During Torah reading people follow along either standing or sitting. However, as we read the Ten Commandments everyone is requested to rise, if they are able to. This is in accordance with the Ashkenazic tradition. This custom is not without its Halachik controversy. There’s a Mishna in Masechet Tamid that states that there once was a practice in the Beit Hamikdash for the Kohanim to read the Aseret Hadibrot as part of their daily Temple service. However, this practice was soon abolished because of a concern referred to as “Taromot Haminim” – the arguments of heretics. There was a fear that heretics would convince less knowledgeable Jews that only the Ten Commandments are true and the rest of Torah is false. They would point to the fact that the Ten Commandments received special treatment in the Beit Hamikdash as their proof. This Mishna is the textual basis for not standing for the Ten Commandments. The Rambam was strongly opposed to the custom to stand only for Aseret Hadibrot. He felt that this practice undermines our belief in the validity of the entire Torah. Yemenite and some other Sephardic communities follow the Rambam’s view.

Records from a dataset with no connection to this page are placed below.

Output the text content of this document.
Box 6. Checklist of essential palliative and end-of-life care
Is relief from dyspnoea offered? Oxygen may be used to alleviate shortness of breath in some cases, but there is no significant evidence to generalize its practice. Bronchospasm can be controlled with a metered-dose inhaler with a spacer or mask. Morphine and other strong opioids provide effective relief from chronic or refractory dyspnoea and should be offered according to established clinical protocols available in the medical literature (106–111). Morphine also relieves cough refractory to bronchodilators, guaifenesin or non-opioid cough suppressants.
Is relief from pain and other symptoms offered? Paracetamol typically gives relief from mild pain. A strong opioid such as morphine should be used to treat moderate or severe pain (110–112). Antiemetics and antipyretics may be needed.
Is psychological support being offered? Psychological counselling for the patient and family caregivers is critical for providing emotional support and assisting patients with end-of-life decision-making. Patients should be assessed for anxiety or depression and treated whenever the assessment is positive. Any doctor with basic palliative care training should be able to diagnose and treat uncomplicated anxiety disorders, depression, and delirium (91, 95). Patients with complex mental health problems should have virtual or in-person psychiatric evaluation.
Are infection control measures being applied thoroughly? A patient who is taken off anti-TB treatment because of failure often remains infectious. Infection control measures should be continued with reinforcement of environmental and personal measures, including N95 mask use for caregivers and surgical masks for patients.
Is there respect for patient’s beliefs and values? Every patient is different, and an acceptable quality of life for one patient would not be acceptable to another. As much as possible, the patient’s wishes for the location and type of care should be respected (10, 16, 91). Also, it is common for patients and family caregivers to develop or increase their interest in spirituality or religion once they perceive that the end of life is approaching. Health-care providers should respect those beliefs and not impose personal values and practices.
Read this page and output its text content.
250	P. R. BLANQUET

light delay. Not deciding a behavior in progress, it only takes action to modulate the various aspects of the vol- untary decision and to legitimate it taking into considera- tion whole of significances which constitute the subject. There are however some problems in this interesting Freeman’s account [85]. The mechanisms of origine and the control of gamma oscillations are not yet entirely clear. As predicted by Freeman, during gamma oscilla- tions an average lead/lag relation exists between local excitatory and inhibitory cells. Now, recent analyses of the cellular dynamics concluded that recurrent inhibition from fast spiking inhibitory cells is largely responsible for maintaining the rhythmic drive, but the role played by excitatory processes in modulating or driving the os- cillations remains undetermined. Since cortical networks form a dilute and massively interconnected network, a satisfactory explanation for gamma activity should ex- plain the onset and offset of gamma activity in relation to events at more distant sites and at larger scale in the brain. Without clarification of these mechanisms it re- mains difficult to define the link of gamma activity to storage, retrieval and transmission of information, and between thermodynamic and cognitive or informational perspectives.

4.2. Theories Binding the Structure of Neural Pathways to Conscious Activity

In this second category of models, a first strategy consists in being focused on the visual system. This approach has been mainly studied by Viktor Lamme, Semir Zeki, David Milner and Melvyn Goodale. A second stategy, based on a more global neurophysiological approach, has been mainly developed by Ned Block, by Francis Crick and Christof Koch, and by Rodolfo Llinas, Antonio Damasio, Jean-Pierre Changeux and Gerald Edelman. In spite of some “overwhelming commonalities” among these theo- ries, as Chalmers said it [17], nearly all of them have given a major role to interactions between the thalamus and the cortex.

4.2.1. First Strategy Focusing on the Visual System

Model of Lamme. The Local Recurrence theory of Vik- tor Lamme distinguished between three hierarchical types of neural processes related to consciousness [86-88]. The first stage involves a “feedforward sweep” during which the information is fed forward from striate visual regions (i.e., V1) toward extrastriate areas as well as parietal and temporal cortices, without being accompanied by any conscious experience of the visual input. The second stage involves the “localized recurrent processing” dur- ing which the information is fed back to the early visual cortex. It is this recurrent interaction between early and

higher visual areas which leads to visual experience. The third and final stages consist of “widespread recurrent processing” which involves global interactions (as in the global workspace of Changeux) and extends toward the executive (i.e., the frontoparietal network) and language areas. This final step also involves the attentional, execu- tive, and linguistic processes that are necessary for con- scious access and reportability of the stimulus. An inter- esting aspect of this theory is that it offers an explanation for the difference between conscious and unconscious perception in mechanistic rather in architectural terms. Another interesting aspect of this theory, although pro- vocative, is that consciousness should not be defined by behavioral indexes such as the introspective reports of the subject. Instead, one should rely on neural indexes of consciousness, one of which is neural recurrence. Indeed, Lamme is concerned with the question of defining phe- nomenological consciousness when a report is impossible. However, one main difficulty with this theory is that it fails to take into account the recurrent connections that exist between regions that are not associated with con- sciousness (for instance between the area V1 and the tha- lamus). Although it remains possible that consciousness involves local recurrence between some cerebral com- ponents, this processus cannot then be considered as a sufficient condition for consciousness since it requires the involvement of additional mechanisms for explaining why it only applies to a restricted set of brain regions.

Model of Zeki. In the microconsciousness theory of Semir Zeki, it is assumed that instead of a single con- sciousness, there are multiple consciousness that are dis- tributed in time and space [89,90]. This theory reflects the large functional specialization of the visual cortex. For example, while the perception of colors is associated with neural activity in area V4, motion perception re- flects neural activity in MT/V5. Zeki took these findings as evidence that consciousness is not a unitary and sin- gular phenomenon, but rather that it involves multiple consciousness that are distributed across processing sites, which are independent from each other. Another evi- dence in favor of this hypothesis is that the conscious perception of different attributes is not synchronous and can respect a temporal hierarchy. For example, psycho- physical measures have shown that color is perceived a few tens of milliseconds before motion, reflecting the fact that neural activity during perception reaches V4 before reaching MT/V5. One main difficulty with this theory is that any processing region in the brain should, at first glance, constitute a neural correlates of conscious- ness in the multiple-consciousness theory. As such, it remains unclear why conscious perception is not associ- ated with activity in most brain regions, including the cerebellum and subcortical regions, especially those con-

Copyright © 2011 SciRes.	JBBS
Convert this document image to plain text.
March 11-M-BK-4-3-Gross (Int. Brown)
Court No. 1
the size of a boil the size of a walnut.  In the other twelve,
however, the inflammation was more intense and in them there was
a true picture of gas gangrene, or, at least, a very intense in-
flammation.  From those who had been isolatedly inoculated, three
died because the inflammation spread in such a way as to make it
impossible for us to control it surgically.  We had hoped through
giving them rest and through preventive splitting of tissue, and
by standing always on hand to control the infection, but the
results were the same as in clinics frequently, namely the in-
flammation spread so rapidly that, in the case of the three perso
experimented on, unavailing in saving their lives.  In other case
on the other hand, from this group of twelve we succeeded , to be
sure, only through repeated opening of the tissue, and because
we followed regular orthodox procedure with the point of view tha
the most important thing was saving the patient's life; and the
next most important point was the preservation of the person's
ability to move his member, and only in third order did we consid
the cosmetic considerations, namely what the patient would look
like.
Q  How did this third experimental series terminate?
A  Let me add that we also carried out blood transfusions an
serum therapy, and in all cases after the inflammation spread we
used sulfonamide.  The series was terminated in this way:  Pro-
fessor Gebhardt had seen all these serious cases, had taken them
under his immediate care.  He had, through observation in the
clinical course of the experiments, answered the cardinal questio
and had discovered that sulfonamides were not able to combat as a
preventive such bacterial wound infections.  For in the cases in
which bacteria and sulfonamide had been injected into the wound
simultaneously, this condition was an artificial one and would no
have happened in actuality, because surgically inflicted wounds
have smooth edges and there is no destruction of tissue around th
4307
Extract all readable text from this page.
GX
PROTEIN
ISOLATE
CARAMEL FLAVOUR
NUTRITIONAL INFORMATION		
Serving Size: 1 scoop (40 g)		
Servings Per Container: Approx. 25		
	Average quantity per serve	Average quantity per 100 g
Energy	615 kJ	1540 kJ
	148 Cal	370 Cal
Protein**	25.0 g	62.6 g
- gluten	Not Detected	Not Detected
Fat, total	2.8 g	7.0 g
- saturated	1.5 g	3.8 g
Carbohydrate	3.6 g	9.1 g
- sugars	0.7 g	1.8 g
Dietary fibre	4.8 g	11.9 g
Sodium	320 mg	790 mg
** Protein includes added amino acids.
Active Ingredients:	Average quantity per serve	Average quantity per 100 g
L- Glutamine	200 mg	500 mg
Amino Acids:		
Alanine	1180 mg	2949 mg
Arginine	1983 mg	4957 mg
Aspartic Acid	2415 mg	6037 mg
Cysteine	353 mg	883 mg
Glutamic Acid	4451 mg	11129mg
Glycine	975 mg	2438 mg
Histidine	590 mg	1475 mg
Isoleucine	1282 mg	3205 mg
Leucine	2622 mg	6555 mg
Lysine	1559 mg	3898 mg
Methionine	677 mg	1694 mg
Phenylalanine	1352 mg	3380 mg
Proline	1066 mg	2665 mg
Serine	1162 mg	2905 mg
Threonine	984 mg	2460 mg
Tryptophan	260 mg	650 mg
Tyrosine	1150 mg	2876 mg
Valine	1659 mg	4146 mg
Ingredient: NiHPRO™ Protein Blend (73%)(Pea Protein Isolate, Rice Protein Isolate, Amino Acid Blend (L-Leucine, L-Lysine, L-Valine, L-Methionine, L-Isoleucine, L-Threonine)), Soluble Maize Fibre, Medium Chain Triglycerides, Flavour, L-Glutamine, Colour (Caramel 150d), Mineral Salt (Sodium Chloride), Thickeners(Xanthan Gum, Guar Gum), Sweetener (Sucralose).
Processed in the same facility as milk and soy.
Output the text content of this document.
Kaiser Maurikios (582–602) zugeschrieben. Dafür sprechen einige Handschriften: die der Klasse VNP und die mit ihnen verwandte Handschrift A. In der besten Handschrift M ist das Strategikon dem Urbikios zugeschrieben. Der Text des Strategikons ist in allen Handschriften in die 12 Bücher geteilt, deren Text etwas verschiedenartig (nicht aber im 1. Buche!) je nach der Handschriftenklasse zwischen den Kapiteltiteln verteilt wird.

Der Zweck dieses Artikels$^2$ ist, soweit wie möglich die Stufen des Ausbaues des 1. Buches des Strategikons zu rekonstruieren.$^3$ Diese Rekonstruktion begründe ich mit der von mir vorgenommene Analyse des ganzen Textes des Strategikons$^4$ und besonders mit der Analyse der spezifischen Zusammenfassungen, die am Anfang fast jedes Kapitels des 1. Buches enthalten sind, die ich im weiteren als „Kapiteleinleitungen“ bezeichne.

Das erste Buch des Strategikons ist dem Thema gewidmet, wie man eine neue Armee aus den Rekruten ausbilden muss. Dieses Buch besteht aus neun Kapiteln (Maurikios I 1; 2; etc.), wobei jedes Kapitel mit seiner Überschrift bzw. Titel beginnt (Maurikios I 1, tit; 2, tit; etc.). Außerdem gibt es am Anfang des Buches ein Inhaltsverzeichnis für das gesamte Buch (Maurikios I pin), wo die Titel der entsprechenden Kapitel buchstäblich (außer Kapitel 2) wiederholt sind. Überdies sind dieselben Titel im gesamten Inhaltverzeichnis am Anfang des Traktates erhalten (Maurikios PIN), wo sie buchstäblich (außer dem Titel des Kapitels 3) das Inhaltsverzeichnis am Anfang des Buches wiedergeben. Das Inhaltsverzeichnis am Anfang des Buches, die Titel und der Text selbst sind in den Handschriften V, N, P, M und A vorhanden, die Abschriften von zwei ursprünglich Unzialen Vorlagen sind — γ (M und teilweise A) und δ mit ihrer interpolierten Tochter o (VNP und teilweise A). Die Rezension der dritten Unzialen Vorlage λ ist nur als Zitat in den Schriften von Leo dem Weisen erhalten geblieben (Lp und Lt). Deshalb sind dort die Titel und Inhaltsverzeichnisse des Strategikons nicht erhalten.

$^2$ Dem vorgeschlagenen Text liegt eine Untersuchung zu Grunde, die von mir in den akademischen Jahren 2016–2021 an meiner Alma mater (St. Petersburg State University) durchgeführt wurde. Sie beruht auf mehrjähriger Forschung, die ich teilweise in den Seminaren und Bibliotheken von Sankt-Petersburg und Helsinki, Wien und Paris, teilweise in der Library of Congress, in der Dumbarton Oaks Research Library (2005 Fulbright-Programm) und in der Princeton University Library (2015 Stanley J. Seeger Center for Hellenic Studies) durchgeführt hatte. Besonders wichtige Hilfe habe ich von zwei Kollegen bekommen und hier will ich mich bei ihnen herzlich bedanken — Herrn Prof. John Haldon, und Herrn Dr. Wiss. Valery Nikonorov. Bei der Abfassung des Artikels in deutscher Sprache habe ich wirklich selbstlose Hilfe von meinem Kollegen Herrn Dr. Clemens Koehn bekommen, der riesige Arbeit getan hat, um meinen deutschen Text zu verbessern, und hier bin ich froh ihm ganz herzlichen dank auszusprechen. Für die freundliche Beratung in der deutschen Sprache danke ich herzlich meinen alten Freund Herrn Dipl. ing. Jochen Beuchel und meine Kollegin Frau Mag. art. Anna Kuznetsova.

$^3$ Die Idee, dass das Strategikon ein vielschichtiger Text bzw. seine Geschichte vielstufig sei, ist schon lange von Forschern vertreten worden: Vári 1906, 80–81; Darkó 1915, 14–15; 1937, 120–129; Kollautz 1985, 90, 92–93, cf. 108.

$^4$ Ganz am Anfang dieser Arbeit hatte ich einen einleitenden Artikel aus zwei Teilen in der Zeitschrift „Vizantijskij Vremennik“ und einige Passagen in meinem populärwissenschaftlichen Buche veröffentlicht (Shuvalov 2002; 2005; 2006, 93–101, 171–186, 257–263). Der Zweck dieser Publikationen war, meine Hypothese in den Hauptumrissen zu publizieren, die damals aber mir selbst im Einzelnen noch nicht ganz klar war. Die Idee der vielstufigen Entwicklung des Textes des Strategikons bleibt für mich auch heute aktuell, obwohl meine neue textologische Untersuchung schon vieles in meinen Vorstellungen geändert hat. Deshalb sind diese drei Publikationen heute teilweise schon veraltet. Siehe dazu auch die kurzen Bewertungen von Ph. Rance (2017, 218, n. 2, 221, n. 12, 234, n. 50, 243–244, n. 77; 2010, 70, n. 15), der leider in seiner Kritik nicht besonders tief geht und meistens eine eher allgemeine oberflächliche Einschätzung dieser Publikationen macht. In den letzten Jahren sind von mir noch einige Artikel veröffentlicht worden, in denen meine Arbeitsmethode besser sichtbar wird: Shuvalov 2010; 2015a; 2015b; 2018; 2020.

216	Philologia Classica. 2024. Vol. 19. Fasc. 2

        The most common Ashkenazic practice is to allow and even encourage standing for Aseret Hadibrot- especially on Shavuot. The reason is because on Shavuot we stand in order to re-enact the event of Receiving the Torah at Mount Sinai as the pasuk says, (19:17):

“And the nation stood at the bottom of the mountain.”

        The Midrash takes the idea even further. It states that every Jewish soul ever to be born, as well as the souls of those who would convert throughout the ages, were spiritually present at the time of Matan Torah. That means that when we stand for Aseret Hadibrot on Shavuot morning, we were not just re-enacting an historical event, but re-experiencing in physical terms something that our souls experienced 3331 years ago. This Midrash reinforces the connection between Pesach and Shavuot. On Pesach we personalize the Exodus and appreciate that event’s direct impact on our lives. So, too, on Shavuot we must personalize the Sinai experience and appreciate the importance of Matan Torah in our own lives. Externally we show this by standing during the reading of the Ten Commandments. But how else can we foster a personal appreciation for the importance of Matan Torah?

        The Talmud records a dispute between Rabbi Eliezer and Rabbi Yehoshua as to the most appropriate way to celebrate Jewish holidays. According to Rabbi Eliezer a person’s Yom Tov can be either spiritually focused- with an emphasis on prayer and Torah learning; or physically focused, with an emphasis on eating and drinking. Rabbi Yehoshua believes that the holidays should be evenly split between physical and spiritual pursuits.

        Comes Rabbi Elazar and says:
“Hakol Modim Ba’Atzeret Deba’inan Nami Lachem.”

        On Shavuot, everyone agrees that there must be some focus on the physical- ie eating and drinking. This seems counter-intuitive. If anything, I would have thought that on the day on which we receive the Torah, we should de-emphasize the physical and focus more on the spiritual elements of the holiday.

        Rabbi Elazar is teaching us a key to personalizing Matan Torah. We are better off for receiving the Torah, and to demonstrate that we are encouraged to indulge in physical enjoyment on Shavuot to reinforce the association between Torah and pleasure.

        It is through personalizing the experience of Matan Torah, putting the “You” in Shavuot, that we are able to fully celebrate this Yom Tov.